What made it thoroughly Christian was not the homilies and tributes but the words, the scripture, the hymns and the psalms transported on the melodies and harmonies of some of our greatest composers from the lyrical singing of the Gaelic psalm to James Macmillan’s magnificent “Who shall separate us”. There was nothing faintly apologetic or reticent about them. In the hymns we had “All my hope on God is founded” exposing the vanity of human pride and the futility of earthly glory “Sword and crown betray his trust”. In the setting there was a lot of swords, as we were to see, and crowns too. There was the challenge to all people “that on earth do dwell” to “sing to the Lord with cheerful voice” and to everyone “Christ calls one and all to follow”. There was the prayer for the kindling of the desire to “work and speak and think for thee”  and there was the assurance that nothing can separate us from the love of God death nor life…and that “Goodness and mercy all my life, shall surely follow me/and in Gods house forevermore my dwelling place shall be”

There was a strange irony in all of this with the serried ranks of scarlet soldiers white hatted sailors, feathers and plumes, the world leaders in sombre black and the baubles looking very much trinkets but carrying the weighty symbolism of power and authority in the stupendous setting of the fan vaulted abbey. I wonder if the irony was lost on the congregation of the “Great and the Good” if the significance of the orb with its declaration that Christ is King of kings and Lord of Lords was understood or if they listened to themselves sing “Tower and temple fall to dust”

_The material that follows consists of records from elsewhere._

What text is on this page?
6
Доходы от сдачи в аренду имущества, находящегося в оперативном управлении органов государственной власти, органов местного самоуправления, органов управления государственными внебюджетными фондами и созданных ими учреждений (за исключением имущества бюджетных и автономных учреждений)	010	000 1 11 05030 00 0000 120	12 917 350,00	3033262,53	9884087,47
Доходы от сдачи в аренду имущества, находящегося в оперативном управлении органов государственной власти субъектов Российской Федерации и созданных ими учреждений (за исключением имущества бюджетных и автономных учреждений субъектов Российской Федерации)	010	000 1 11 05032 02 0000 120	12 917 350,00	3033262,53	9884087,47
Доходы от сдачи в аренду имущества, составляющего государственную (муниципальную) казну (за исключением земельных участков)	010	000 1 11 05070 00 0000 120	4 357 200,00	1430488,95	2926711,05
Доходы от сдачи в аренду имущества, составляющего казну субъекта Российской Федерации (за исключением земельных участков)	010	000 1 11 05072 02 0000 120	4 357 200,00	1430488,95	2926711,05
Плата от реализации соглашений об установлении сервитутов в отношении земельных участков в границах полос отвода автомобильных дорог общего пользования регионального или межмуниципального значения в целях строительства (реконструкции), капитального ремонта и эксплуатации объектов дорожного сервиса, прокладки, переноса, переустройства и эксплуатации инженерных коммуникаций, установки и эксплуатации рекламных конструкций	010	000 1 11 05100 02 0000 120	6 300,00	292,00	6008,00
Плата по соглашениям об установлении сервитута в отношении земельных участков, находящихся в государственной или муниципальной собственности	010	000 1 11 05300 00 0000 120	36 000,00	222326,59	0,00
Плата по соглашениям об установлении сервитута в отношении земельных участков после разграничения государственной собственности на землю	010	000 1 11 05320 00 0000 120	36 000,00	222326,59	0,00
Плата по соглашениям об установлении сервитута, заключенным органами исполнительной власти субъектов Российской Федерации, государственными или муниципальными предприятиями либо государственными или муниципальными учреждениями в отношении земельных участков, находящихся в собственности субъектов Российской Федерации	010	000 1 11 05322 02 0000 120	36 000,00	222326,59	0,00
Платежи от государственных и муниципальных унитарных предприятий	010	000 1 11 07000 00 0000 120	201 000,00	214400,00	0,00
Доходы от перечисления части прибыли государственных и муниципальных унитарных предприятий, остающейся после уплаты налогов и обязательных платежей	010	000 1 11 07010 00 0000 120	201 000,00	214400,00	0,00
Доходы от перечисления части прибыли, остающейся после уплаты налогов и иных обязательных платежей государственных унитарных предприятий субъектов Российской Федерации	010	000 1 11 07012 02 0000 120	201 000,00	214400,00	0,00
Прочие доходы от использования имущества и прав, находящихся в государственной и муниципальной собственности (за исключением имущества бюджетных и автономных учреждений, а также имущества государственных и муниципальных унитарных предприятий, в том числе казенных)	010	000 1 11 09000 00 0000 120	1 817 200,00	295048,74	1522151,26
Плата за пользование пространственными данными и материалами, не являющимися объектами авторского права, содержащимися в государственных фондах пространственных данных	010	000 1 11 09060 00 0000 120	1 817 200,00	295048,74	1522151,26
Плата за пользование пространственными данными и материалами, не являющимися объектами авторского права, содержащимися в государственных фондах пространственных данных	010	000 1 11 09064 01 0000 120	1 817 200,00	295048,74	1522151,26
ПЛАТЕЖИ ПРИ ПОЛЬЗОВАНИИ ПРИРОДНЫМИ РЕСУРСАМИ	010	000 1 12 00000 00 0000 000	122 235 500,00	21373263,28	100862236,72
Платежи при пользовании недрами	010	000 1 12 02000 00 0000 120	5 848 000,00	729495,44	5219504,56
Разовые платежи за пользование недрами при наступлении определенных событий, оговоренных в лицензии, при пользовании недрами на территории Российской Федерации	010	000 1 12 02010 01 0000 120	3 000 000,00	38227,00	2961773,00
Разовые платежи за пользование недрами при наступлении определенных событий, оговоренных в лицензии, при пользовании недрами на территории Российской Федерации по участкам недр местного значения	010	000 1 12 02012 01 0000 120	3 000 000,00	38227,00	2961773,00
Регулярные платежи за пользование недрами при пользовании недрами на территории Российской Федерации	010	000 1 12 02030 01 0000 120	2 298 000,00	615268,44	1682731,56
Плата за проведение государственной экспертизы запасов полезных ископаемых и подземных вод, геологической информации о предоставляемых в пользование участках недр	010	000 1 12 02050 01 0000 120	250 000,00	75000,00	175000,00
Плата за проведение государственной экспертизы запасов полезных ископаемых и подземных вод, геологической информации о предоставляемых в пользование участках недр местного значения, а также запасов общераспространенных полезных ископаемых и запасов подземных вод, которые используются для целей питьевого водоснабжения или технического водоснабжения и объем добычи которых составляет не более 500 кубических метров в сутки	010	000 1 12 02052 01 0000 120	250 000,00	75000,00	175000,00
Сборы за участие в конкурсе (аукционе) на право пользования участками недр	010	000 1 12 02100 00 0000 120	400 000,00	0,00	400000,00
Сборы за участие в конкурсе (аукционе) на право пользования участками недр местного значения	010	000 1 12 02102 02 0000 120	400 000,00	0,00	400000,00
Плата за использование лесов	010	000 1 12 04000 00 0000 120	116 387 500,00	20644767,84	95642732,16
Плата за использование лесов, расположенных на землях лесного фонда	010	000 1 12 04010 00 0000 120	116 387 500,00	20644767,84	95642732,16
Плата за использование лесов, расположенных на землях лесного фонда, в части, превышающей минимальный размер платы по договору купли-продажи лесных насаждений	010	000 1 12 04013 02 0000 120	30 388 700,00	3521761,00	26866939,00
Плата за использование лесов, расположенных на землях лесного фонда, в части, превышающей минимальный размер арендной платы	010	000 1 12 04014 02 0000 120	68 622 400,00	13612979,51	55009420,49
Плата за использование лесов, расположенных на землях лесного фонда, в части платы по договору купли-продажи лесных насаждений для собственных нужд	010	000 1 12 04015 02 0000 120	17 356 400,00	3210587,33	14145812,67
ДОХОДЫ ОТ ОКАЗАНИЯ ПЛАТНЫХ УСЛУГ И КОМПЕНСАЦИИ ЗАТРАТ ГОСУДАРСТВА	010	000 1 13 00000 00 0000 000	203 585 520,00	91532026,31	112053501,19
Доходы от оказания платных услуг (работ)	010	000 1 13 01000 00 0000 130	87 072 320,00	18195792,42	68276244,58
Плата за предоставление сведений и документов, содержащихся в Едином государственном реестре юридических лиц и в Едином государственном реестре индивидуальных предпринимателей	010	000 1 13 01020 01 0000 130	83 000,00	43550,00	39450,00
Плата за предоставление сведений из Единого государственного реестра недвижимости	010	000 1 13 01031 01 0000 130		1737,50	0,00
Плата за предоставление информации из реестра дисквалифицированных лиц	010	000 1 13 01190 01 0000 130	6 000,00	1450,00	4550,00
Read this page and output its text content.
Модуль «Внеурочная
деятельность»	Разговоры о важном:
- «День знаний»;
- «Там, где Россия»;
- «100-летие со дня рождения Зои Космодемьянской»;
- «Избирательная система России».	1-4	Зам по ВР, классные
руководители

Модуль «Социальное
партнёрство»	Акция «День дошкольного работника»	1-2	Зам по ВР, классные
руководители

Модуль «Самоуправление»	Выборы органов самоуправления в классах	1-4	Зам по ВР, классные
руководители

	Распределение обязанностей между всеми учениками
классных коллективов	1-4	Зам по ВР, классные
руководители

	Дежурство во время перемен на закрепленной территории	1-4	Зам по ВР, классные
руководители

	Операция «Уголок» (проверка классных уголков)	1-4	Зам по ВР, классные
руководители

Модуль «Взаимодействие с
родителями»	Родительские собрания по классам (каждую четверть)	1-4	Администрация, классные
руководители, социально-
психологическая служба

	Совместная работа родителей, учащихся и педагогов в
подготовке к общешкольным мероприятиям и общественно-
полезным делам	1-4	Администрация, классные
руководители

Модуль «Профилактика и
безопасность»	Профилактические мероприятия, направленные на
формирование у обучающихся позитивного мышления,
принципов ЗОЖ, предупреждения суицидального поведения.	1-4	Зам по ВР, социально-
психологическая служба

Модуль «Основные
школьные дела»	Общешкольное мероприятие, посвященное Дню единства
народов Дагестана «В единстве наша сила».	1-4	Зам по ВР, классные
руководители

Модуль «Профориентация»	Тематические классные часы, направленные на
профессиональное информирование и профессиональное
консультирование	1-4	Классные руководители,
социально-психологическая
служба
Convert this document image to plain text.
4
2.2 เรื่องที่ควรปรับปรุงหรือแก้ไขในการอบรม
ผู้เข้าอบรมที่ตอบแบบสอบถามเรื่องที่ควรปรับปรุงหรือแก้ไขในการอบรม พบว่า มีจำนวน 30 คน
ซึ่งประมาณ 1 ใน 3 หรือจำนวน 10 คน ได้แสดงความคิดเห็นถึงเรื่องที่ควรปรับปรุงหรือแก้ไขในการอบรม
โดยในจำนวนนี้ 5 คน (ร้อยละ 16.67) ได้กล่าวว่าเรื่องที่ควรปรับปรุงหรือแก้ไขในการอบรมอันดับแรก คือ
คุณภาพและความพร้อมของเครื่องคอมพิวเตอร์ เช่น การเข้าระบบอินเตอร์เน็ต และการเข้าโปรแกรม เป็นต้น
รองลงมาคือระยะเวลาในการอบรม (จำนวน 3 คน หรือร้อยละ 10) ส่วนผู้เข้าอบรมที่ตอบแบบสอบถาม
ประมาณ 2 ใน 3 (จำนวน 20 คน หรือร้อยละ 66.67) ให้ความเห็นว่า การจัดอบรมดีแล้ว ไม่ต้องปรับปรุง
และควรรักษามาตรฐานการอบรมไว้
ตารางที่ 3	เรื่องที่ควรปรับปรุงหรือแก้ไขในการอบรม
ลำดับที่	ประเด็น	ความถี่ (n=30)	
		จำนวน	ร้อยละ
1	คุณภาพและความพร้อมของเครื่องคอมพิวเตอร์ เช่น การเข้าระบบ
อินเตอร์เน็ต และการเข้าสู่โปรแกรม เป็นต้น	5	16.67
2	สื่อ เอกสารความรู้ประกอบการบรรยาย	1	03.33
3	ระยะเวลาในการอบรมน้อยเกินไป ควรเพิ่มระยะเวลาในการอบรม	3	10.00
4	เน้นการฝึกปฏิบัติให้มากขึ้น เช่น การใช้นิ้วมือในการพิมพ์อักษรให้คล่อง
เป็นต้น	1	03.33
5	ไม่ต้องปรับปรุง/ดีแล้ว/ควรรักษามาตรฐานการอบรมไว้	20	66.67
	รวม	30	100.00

Now I don’t know, but I suspect there was nothing contradictory or conflicting in the Queens own mind as she accepted the passing of her own life, and in the final verse of the final hymn “Till in heaven we take our place/till we lay our crowns before you/lost in wonder, love and praise.” For her it all made sense she was simply a servant, and a subject of her lord. there was no contradiction in that. And there was nothing conflicting in showing the deepest respect love, kindness and genuine care for all of her subjects, whatever god they may worship, welcoming them wholeheartedly, while, at the same time, declaring without embarrassment or compromise what she believed was the true faith, the faith she had vowed to defend.

BEAUTY MAKES ME WANT TO CRY

I was never sure if I was a royalist or a republican, a unionist, a nationalist or an internationalist and not even sure if it really mattered. Maybe I have been all of them at some point.  But there have been moments in time when a dormant emotion breaks through and feelings come to the surface, feelings I never knew were there. It was one such occasion late afternoon yesterday.  I never thought much about our late Queen, yet when I heard of her passing, which you can hardly say was unexpected, I was pulling back the tears and was at a loss to know why.  

What was it that triggered something deep within me? It was not the loss of someone, for I never knew her. It was not giving way to the power of collective grief or the possible impact that it might have on my individual insignificant life. It was something else. It was the beauty, the beauty of a life, a flawed life, that pointed to, and aspired to, a greater beauty, to the virtues of dignity, honesty, truthfulness, faithfulness, loyalty, justice, integrity, humility and compassion.

And if it was indeed loss that moved me, it was an awareness that we had already lost so much of these virtues in our national life and the symbol that seemed still to retain them was now gone.   

It’s beauty that makes me want to cry.